PyTorch Datasets: Converting entire Dataset to NumPy

Andrew Fan picture Andrew Fan · Feb 27, 2019 · Viewed 8.1k times · Source

I'm trying to convert the Torchvision MNIST train and test datasets into NumPy arrays but can't find documentation to actually perform the conversion.

My goal would be to take an entire dataset and convert it into a single NumPy array, preferably without iterating through the entire dataset.

I've looked at How do I turn a Pytorch Dataloader into a numpy array to display image data with matplotlib? but it doesn't address my issue.

So my question is, utilizing torch.utils.data.DataLoader, how would I go about converting the datasets (train/test) into two NumPy arrays such that all of the examples are present?
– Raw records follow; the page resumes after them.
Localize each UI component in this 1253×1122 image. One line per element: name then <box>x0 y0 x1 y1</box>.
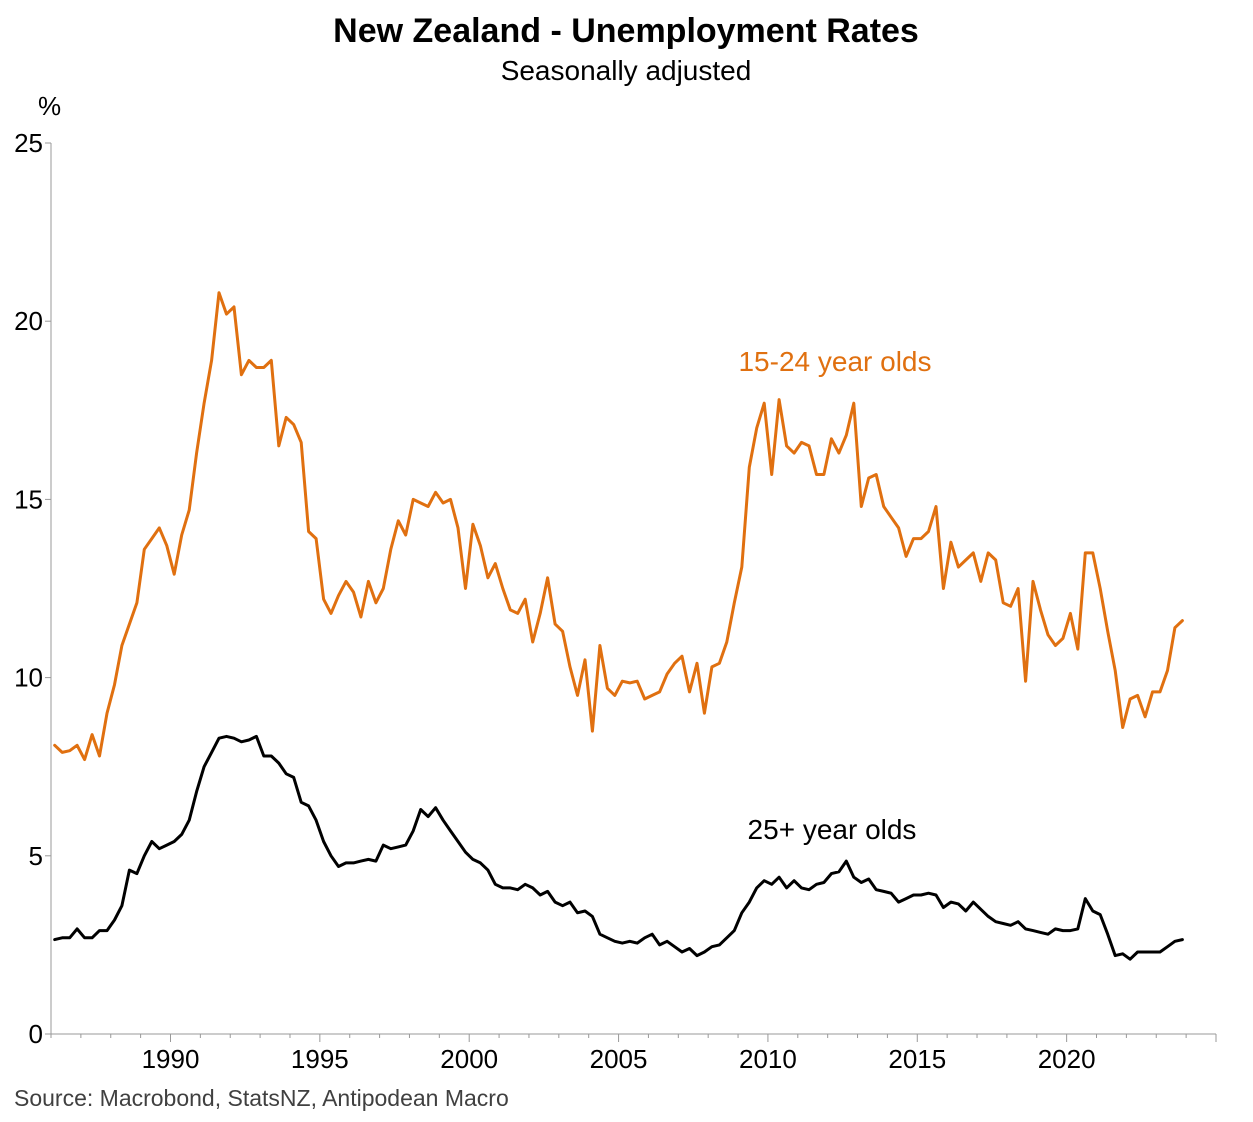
series-line-15-24 <box>53 291 1184 762</box>
x-tick-label: 2005 <box>590 1044 648 1074</box>
x-tick-label: 1990 <box>142 1044 200 1074</box>
series-label-adult: 25+ year olds <box>748 814 917 845</box>
x-tick-label: 2010 <box>739 1044 797 1074</box>
x-tick-label: 2015 <box>888 1044 946 1074</box>
y-tick-label: 10 <box>14 663 43 693</box>
source-note: Source: Macrobond, StatsNZ, Antipodean M… <box>14 1085 509 1111</box>
chart-subtitle: Seasonally adjusted <box>501 55 752 86</box>
y-tick-label: 25 <box>14 128 43 158</box>
x-tick-label: 1995 <box>291 1044 349 1074</box>
y-tick-label: 15 <box>14 484 43 514</box>
y-tick-label: 20 <box>14 306 43 336</box>
y-tick-label: 5 <box>29 841 43 871</box>
x-tick-label: 2020 <box>1038 1044 1096 1074</box>
x-tick-label: 2000 <box>440 1044 498 1074</box>
y-tick-label: 0 <box>29 1019 43 1049</box>
series-line-25-plus <box>53 734 1184 961</box>
y-axis: 0 5 10 15 20 25 <box>14 128 52 1049</box>
series-label-youth: 15-24 year olds <box>738 346 931 377</box>
series-layer <box>53 291 1184 961</box>
x-axis: 1990 1995 2000 2005 2010 2015 2020 <box>50 1033 1217 1074</box>
chart-title: New Zealand - Unemployment Rates <box>333 12 919 50</box>
y-axis-unit: % <box>38 91 61 121</box>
Note: I've left the batch size as the default of 1 for now; I could set it to 60,000 for train and 10,000 for test, but I'd prefer to not use magic numbers of that sort.

Thank you.

Answer

damavrom picture damavrom · Oct 21, 2019

There is no need to use torch.utils.data.DataLoader for this task.

from torchvision import datasets, transforms

train_set = datasets.MNIST('./data', train=True, download=True)
test_set = datasets.MNIST('./data', train=False, download=True)

train_set_array = train_set.data.numpy()
test_set_array = test_set.data.numpy()

Note that in this case targets are excluded.